Click here to go to the US Drought Monitor website. Here’s an excerpt:
The USDM week (May 23‐30) was characterized by above normal precipitation across much of the Southeast and Mid‐Atlantic. Soaking rains fell in the eastern half of the country during the first half of the week, providing drought relief in the hardest hit areas of Georgia and northern Florida. By the time the system had moved out on May 27, much of the region had received more than double the rainfall (2 inches or more) of what is typically expected for the week. Drought and dryness continued in the High Plains, parts of the South and much of the Southwest. Temperatures across much of the country were at or below normal for the period. However, the Northwest was 5‐10 degrees above normal…
Objective short‐term blends indicated conditions quickly deteriorating in the Dakotas and eastern Montana. Less than one‐half inch of precipitation has fallen (50 percent of normal) during the last 30‐ days and percentiles were in the D1‐D3 range. This prompted the expansion of both D0 and D1 in the area. Based on USDA’s crop progress report released on May 30, North Dakota’s pasture and range conditions are rated 21 percent poor to very poor while its topsoils and subsoils were rated at 36 percent and 23 percent, respectively. South Dakota’s pasture and range conditions are rated 26 percent poor to very poor and subsoils were rated at 38 percent and 39 percent, respectively. Montana’s pasture and range conditions are rated 17 percent poor to very poor while its topsoils and subsoils were rated at 34 percent and 20 percent, respectively.
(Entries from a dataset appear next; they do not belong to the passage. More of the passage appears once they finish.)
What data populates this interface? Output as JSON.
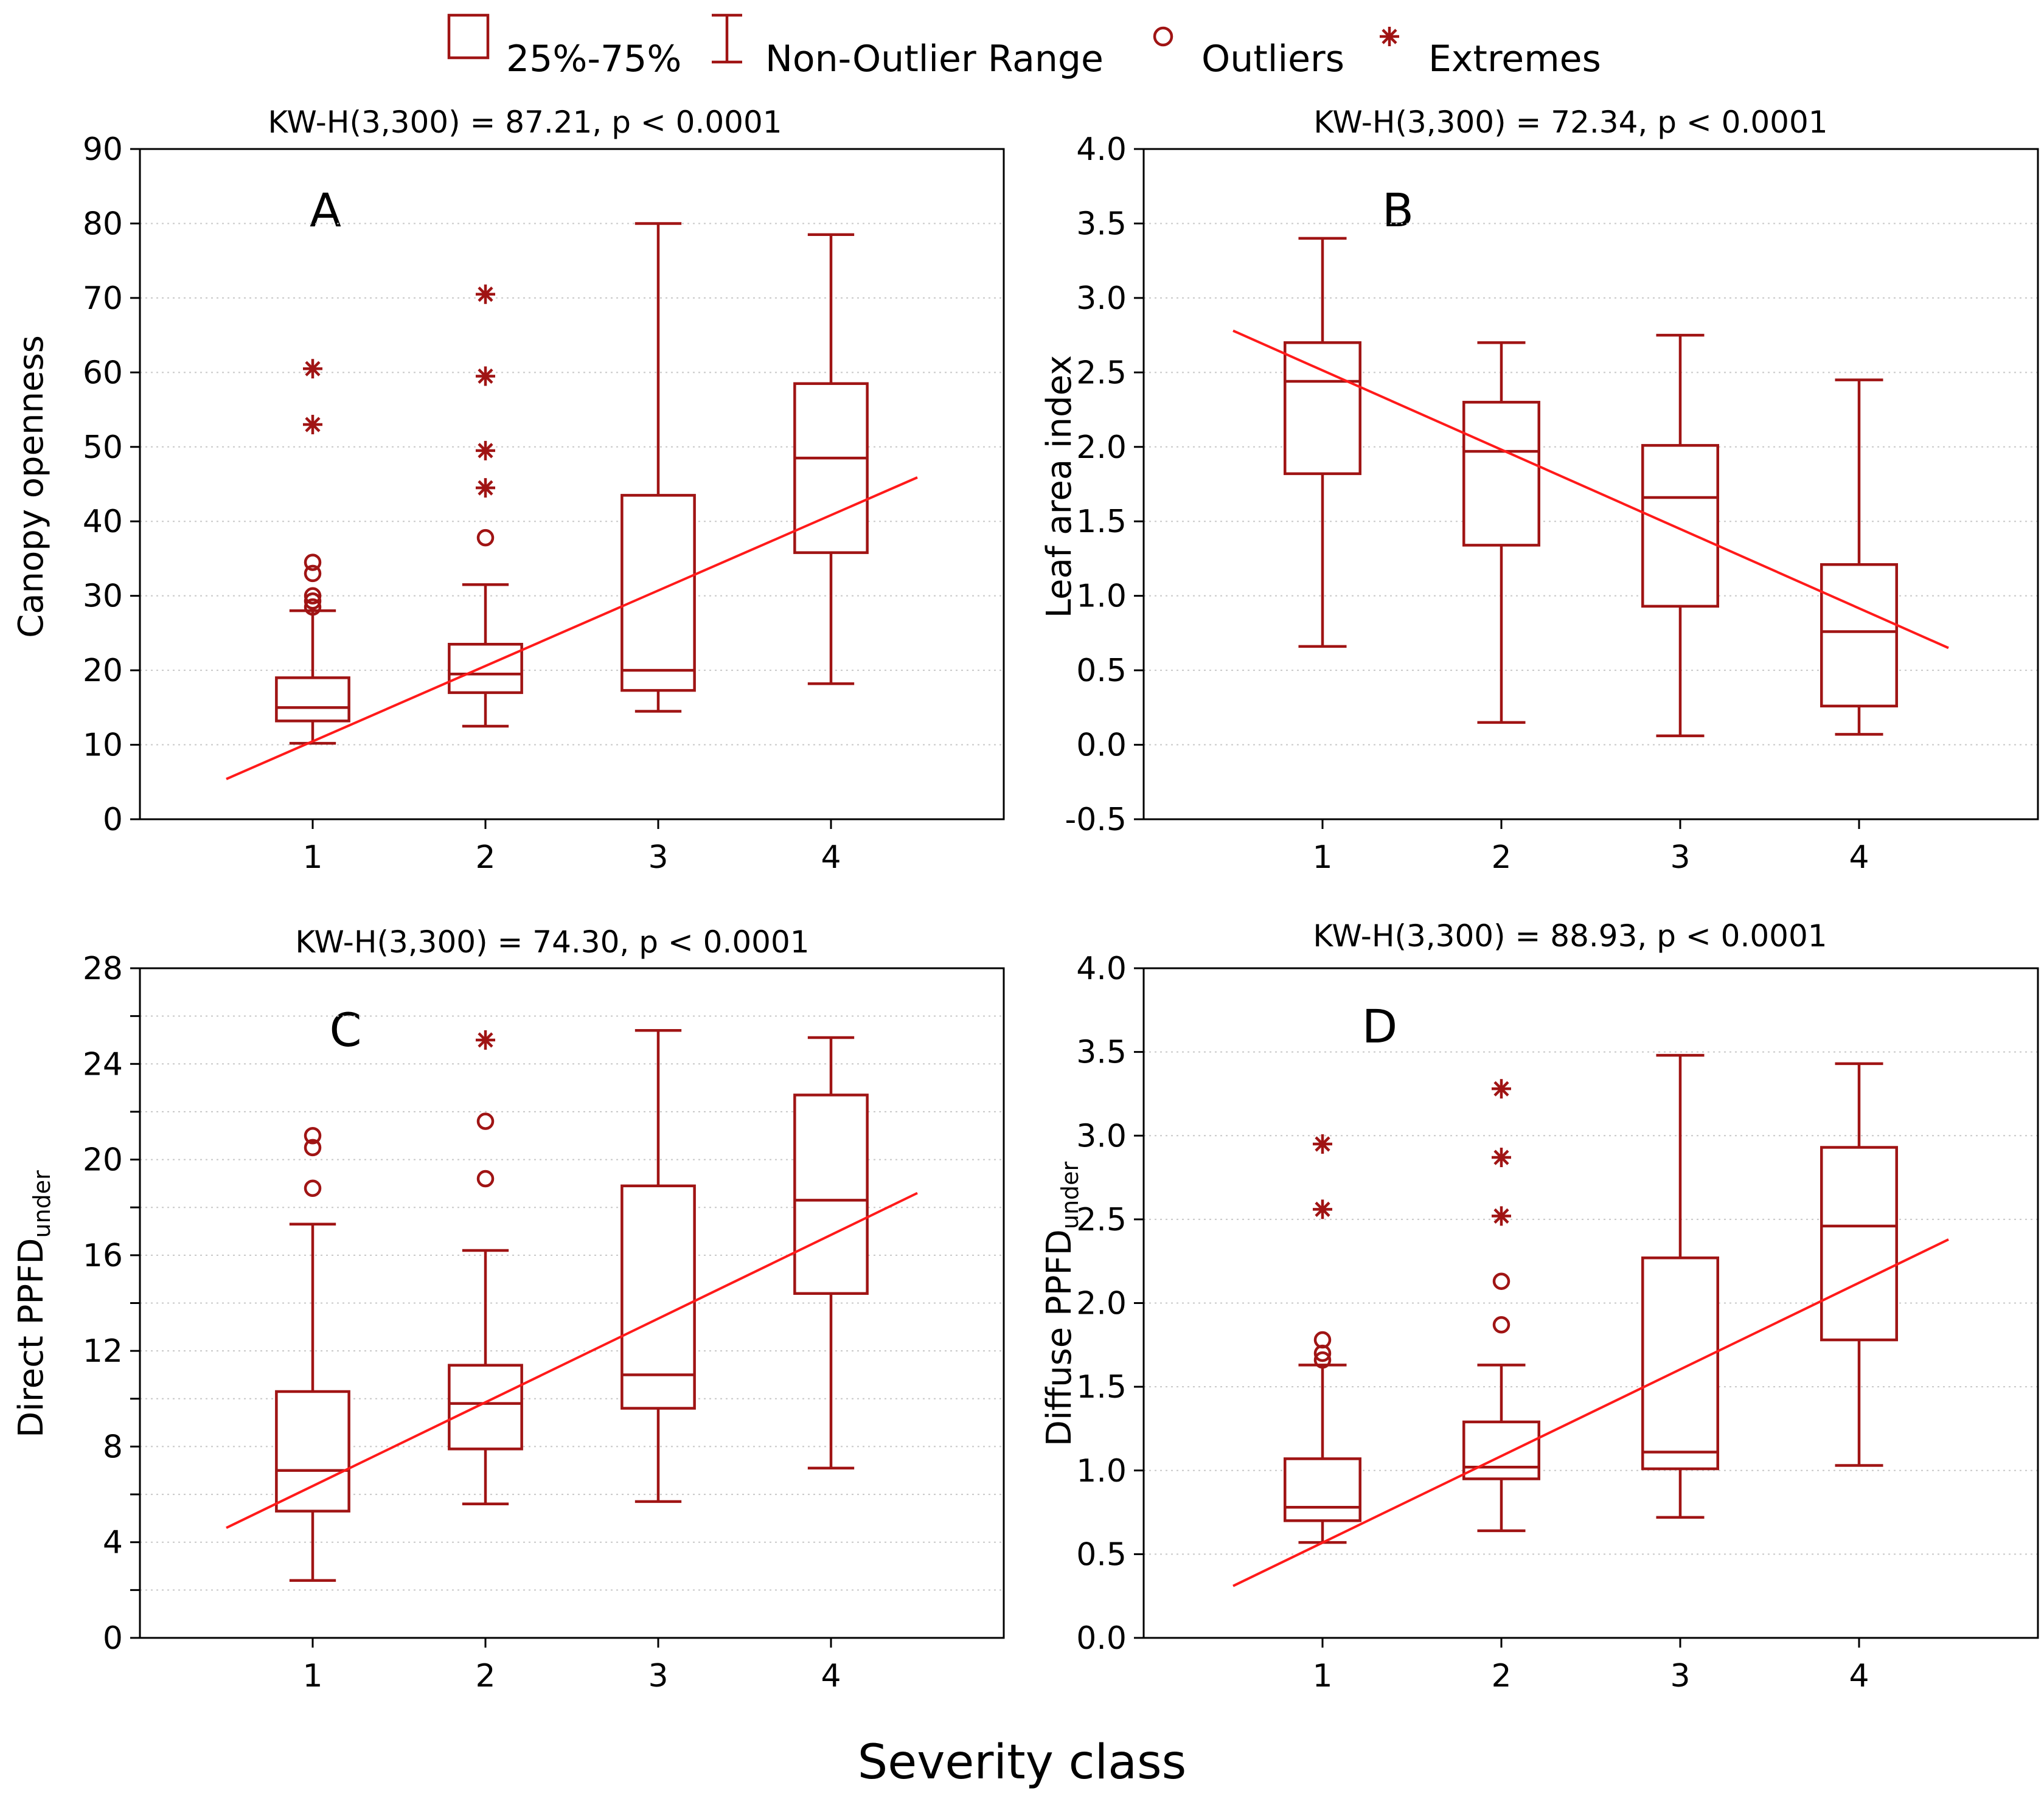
{
  "colors": {
    "box": "#a01414",
    "fit": "#ff1a1a",
    "frame": "#000000",
    "grid": "#c8c8c8"
  },
  "legend": {
    "items": [
      {
        "symbol": "box",
        "label": "25%-75%"
      },
      {
        "symbol": "whisker",
        "label": "Non-Outlier Range"
      },
      {
        "symbol": "circle",
        "label": "Outliers"
      },
      {
        "symbol": "star",
        "label": "Extremes"
      }
    ]
  },
  "xlabel": "Severity class",
  "chart_data": [
    {
      "type": "box",
      "letter": "A",
      "title": "KW-H(3,300) = 87.21, p < 0.0001",
      "ylabel": "Canopy openness",
      "ylabel_sub": "",
      "categories": [
        "1",
        "2",
        "3",
        "4"
      ],
      "ylim": [
        0,
        90
      ],
      "yticks": [
        0,
        10,
        20,
        30,
        40,
        50,
        60,
        70,
        80,
        90
      ],
      "ytick_labels": [
        "0",
        "10",
        "20",
        "30",
        "40",
        "50",
        "60",
        "70",
        "80",
        "90"
      ],
      "boxes": [
        {
          "q1": 13.2,
          "median": 15.0,
          "q3": 19.0,
          "whisker_low": 10.2,
          "whisker_high": 28.0,
          "outliers": [
            28.5,
            29.3,
            30.0,
            33.0,
            34.5
          ],
          "extremes": [
            53.0,
            60.5
          ]
        },
        {
          "q1": 17.0,
          "median": 19.5,
          "q3": 23.5,
          "whisker_low": 12.5,
          "whisker_high": 31.5,
          "outliers": [
            37.8
          ],
          "extremes": [
            44.5,
            49.5,
            59.5,
            70.5
          ]
        },
        {
          "q1": 17.3,
          "median": 20.0,
          "q3": 43.5,
          "whisker_low": 14.5,
          "whisker_high": 80.0,
          "outliers": [],
          "extremes": []
        },
        {
          "q1": 35.8,
          "median": 48.5,
          "q3": 58.5,
          "whisker_low": 18.2,
          "whisker_high": 78.5,
          "outliers": [],
          "extremes": []
        }
      ],
      "fit": {
        "x": [
          0.5,
          4.5
        ],
        "y": [
          5.4,
          45.9
        ]
      }
    },
    {
      "type": "box",
      "letter": "B",
      "title": "KW-H(3,300) = 72.34, p < 0.0001",
      "ylabel": "Leaf area index",
      "ylabel_sub": "",
      "categories": [
        "1",
        "2",
        "3",
        "4"
      ],
      "ylim": [
        -0.5,
        4.0
      ],
      "yticks": [
        -0.5,
        0.0,
        0.5,
        1.0,
        1.5,
        2.0,
        2.5,
        3.0,
        3.5,
        4.0
      ],
      "ytick_labels": [
        "-0.5",
        "0.0",
        "0.5",
        "1.0",
        "1.5",
        "2.0",
        "2.5",
        "3.0",
        "3.5",
        "4.0"
      ],
      "boxes": [
        {
          "q1": 1.82,
          "median": 2.44,
          "q3": 2.7,
          "whisker_low": 0.66,
          "whisker_high": 3.4,
          "outliers": [],
          "extremes": []
        },
        {
          "q1": 1.34,
          "median": 1.97,
          "q3": 2.3,
          "whisker_low": 0.15,
          "whisker_high": 2.7,
          "outliers": [],
          "extremes": []
        },
        {
          "q1": 0.93,
          "median": 1.66,
          "q3": 2.01,
          "whisker_low": 0.06,
          "whisker_high": 2.75,
          "outliers": [],
          "extremes": []
        },
        {
          "q1": 0.26,
          "median": 0.76,
          "q3": 1.21,
          "whisker_low": 0.07,
          "whisker_high": 2.45,
          "outliers": [],
          "extremes": []
        }
      ],
      "fit": {
        "x": [
          0.5,
          4.5
        ],
        "y": [
          2.78,
          0.65
        ]
      }
    },
    {
      "type": "box",
      "letter": "C",
      "title": "KW-H(3,300) = 74.30, p < 0.0001",
      "ylabel": "Direct PPFD",
      "ylabel_sub": "under",
      "categories": [
        "1",
        "2",
        "3",
        "4"
      ],
      "ylim": [
        0,
        28
      ],
      "yticks": [
        0,
        2,
        4,
        6,
        8,
        10,
        12,
        14,
        16,
        18,
        20,
        22,
        24,
        26,
        28
      ],
      "ytick_labels": [
        "0",
        "",
        "4",
        "",
        "8",
        "",
        "12",
        "",
        "16",
        "",
        "20",
        "",
        "24",
        "",
        "28"
      ],
      "boxes": [
        {
          "q1": 5.3,
          "median": 7.0,
          "q3": 10.3,
          "whisker_low": 2.4,
          "whisker_high": 17.3,
          "outliers": [
            18.8,
            20.5,
            21.0
          ],
          "extremes": []
        },
        {
          "q1": 7.9,
          "median": 9.8,
          "q3": 11.4,
          "whisker_low": 5.6,
          "whisker_high": 16.2,
          "outliers": [
            19.2,
            21.6
          ],
          "extremes": [
            25.0
          ]
        },
        {
          "q1": 9.6,
          "median": 11.0,
          "q3": 18.9,
          "whisker_low": 5.7,
          "whisker_high": 25.4,
          "outliers": [],
          "extremes": []
        },
        {
          "q1": 14.4,
          "median": 18.3,
          "q3": 22.7,
          "whisker_low": 7.1,
          "whisker_high": 25.1,
          "outliers": [],
          "extremes": []
        }
      ],
      "fit": {
        "x": [
          0.5,
          4.5
        ],
        "y": [
          4.6,
          18.6
        ]
      }
    },
    {
      "type": "box",
      "letter": "D",
      "title": "KW-H(3,300) = 88.93, p < 0.0001",
      "ylabel": "Diffuse PPFD",
      "ylabel_sub": "under",
      "categories": [
        "1",
        "2",
        "3",
        "4"
      ],
      "ylim": [
        0.0,
        4.0
      ],
      "yticks": [
        0.0,
        0.5,
        1.0,
        1.5,
        2.0,
        2.5,
        3.0,
        3.5,
        4.0
      ],
      "ytick_labels": [
        "0.0",
        "0.5",
        "1.0",
        "1.5",
        "2.0",
        "2.5",
        "3.0",
        "3.5",
        "4.0"
      ],
      "boxes": [
        {
          "q1": 0.7,
          "median": 0.78,
          "q3": 1.07,
          "whisker_low": 0.57,
          "whisker_high": 1.63,
          "outliers": [
            1.66,
            1.7,
            1.78
          ],
          "extremes": [
            2.56,
            2.95
          ]
        },
        {
          "q1": 0.95,
          "median": 1.02,
          "q3": 1.29,
          "whisker_low": 0.64,
          "whisker_high": 1.63,
          "outliers": [
            1.87,
            2.13
          ],
          "extremes": [
            2.52,
            2.87,
            3.28
          ]
        },
        {
          "q1": 1.01,
          "median": 1.11,
          "q3": 2.27,
          "whisker_low": 0.72,
          "whisker_high": 3.48,
          "outliers": [],
          "extremes": []
        },
        {
          "q1": 1.78,
          "median": 2.46,
          "q3": 2.93,
          "whisker_low": 1.03,
          "whisker_high": 3.43,
          "outliers": [],
          "extremes": []
        }
      ],
      "fit": {
        "x": [
          0.5,
          4.5
        ],
        "y": [
          0.31,
          2.38
        ]
      }
    }
  ]
}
In Colorado, cooler‐than‐normal temperatures have slowed the snow melt resulting in below average streamflow conditions in the Yampa, White and Colorado Rivers. Streams are particularly sensitive to these patterns as the flows normally begin to peak this time of year. The remaining snowpack across the region remains above normal across the Upper Colorado River Basins and eastern Colorado for this time of year. The small pocket of abnormal dryness in central Colorado is reflective of drier‐than‐normal areas of vegetation and soils…
Temperatures in the West during the last 7 days have generally been 4‐8 degrees above normal. Coolerthan‐ normal temperatures were observed for the central California coast, southeast Idaho and northeast Utah. Drought changes in California remain curbed as the dry season marches on. Further north, D0 was expanded in eastern Montana. Percent of normal precipitation is 5 percent or less in the area during the last 14 and 30 days.
*For details on Colorado and Wyoming, refer to the High Plains region.
For days 1‐3 (June 1‐4) the heaviest precipitation will be confined along the Gulf Coast, much of Oklahoma, eastern Missouri and northern Illinois. Parts of Florida are also forecasted to receive 1 inch of rain or more. Meanwhile, temperatures will begin warmer than normal in the West and cooler than normal in the Midwest. The abnormal warmth will quickly spread eastward affecting the Northern Plains on June 2 and the Midwest by June 3. By June 4, much of the CONUS will be warmer than normal with a few exceptions in the Deep South and parts of the Northeast.
According to NOAA’s 6‐10 day outlook, odds are in favor of warmer than normal conditions west of the Rockies, while cooler than normal conditions dominate the east. Odds are in favor of below‐normal precipitation in the Northwest and Midwest while the probability of above‐normal precipitation is high along the eastern seaboard.